The Madness of King Lear

William Shakespeare
CW Productions (Australia) with C Theatre
C

King Lear, thought by many to be Shakespeare's greatest play has been attempted in many guises. This novel approach to the material from CW Productions has transported the text of Lear to a purgatorial spirit world where the wraiths of Lear and Fool step eternally through the fractured moments of the tragedy.

Performed as a mixture of physical theatre and traditional acting, Loefric Kingsford-Smith and Ira Seidendstein bring together a flitting and mercurial character piece which uses much of the original play to new effect.

Kingsford-Smith plays the ageing Lear with a competent familiarity never less than believable, while Seidendstein's Fool is a more complex and strange figure, constantly moving through martial-arts cata and dance and seeming to know more than he reveals.
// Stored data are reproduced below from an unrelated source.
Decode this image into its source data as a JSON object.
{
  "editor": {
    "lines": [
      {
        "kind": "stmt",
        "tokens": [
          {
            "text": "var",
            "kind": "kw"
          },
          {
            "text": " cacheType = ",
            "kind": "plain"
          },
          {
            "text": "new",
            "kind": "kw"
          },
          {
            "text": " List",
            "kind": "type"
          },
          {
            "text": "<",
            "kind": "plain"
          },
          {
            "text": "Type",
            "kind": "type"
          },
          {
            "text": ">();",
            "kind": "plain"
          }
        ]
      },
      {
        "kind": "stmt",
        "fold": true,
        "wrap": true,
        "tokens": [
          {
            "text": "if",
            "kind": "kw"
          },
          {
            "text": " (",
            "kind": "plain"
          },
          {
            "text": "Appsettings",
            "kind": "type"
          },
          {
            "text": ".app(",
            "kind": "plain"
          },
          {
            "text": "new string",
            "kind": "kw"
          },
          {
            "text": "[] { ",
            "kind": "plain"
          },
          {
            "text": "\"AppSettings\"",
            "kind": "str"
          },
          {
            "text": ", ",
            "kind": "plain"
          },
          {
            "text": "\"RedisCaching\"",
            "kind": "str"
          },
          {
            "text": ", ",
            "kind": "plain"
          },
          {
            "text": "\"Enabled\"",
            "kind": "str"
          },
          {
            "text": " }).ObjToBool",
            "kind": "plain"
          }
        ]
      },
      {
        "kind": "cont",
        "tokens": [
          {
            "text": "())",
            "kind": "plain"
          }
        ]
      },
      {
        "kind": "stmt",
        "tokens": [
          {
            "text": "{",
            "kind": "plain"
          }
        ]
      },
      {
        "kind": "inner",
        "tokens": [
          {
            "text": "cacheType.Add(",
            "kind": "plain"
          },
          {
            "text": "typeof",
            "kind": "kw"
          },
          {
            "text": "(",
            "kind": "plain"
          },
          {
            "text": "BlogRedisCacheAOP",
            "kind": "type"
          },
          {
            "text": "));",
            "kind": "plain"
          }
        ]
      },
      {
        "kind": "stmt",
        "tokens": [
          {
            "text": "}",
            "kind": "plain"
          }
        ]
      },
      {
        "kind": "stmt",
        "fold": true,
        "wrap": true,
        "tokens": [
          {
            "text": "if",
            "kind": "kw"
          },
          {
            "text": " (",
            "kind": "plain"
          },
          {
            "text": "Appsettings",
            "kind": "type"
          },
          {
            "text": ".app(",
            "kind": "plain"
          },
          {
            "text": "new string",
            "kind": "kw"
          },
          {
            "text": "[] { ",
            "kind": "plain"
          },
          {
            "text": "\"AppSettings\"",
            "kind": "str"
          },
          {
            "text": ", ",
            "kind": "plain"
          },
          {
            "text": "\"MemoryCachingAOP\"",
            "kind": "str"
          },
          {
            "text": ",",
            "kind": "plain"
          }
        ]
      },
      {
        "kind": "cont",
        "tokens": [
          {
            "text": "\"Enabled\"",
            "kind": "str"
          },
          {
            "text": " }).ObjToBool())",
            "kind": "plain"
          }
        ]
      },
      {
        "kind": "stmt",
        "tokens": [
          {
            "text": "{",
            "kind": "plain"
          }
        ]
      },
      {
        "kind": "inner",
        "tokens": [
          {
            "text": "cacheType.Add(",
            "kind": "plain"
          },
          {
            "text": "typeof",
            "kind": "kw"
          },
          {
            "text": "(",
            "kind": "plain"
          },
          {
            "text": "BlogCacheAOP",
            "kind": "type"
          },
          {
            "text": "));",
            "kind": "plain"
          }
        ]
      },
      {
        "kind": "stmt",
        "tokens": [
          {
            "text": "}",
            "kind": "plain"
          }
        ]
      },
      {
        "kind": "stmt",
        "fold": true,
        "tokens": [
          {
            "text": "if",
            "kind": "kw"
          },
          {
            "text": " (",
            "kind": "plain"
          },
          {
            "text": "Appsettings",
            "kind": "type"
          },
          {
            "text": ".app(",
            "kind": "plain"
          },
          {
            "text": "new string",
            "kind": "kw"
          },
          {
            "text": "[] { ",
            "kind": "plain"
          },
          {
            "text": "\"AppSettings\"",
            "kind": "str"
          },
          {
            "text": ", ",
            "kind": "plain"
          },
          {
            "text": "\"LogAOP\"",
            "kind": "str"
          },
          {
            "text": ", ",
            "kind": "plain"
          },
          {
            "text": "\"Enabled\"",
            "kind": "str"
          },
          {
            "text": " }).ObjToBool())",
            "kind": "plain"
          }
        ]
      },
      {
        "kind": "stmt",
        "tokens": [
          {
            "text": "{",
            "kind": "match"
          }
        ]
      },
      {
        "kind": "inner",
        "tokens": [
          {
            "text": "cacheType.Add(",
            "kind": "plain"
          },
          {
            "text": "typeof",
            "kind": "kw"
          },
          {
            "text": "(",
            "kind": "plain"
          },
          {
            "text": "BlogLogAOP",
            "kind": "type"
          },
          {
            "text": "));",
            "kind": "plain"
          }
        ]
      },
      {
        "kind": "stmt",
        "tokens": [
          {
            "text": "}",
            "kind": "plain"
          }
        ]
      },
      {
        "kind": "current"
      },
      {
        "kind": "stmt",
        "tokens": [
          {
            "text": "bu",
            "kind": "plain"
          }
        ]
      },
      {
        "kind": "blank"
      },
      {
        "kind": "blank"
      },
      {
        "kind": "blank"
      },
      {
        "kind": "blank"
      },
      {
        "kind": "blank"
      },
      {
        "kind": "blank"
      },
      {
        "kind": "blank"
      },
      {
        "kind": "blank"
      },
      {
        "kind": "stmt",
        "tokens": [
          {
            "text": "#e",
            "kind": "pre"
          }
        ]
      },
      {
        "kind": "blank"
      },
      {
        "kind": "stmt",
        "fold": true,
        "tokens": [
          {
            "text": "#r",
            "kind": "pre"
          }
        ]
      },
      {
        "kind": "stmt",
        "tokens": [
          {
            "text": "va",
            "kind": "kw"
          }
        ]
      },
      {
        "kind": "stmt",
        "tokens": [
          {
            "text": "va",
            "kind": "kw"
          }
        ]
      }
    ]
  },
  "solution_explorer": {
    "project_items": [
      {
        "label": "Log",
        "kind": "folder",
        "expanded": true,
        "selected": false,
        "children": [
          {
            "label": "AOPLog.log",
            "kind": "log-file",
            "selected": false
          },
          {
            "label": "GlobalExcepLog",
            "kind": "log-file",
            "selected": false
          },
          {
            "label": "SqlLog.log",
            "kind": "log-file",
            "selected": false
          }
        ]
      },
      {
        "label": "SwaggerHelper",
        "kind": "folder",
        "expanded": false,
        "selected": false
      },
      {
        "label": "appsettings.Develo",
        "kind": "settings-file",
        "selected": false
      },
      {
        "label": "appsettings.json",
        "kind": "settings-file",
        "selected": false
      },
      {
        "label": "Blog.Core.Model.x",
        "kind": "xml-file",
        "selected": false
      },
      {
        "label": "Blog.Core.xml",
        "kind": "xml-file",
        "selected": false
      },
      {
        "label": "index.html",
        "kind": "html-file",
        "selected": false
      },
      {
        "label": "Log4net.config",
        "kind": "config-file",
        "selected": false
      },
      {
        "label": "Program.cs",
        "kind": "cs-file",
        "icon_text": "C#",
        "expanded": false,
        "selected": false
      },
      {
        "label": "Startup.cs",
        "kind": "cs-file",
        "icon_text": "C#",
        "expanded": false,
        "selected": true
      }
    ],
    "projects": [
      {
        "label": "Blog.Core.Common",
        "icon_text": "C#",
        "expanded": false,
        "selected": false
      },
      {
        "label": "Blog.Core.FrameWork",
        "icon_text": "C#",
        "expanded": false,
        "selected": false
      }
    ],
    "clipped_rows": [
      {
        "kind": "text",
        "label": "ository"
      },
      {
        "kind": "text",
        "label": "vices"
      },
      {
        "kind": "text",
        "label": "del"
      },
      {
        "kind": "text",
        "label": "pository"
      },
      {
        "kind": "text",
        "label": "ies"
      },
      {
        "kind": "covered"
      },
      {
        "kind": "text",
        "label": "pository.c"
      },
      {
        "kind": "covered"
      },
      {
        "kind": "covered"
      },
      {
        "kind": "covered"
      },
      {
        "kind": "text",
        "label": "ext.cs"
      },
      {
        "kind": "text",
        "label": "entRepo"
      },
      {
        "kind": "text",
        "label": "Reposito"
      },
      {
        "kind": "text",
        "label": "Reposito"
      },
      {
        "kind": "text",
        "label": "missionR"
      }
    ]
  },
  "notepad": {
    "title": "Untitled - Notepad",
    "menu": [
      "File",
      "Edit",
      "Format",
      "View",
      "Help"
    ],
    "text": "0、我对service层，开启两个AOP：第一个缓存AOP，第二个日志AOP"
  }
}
Curiously the staging of the play is minimalist but with the two actors dressed in Japanese kimonos for no obvious reason.

While it isn't clear whether Fool and Lear exist in the same space or whether this is supposed to be occurring within the head of Lear at the apex of his insanity, the performances are intense and fully committed. The trouble with the piece is that to anyone who doesn't know King Lear well, the result is probably an incomprehensible jumble of archaic dialogue and motion. Adding to this the musical choices throughout the play are often distracting despite echoing the action and dialogue in a clever fashion.

As a result some of the actor's dialogue is lost in the effect, making what is a interesting idea harder to appreciate and near impossible to recommend to anyone other than complete Shakespeare devotees.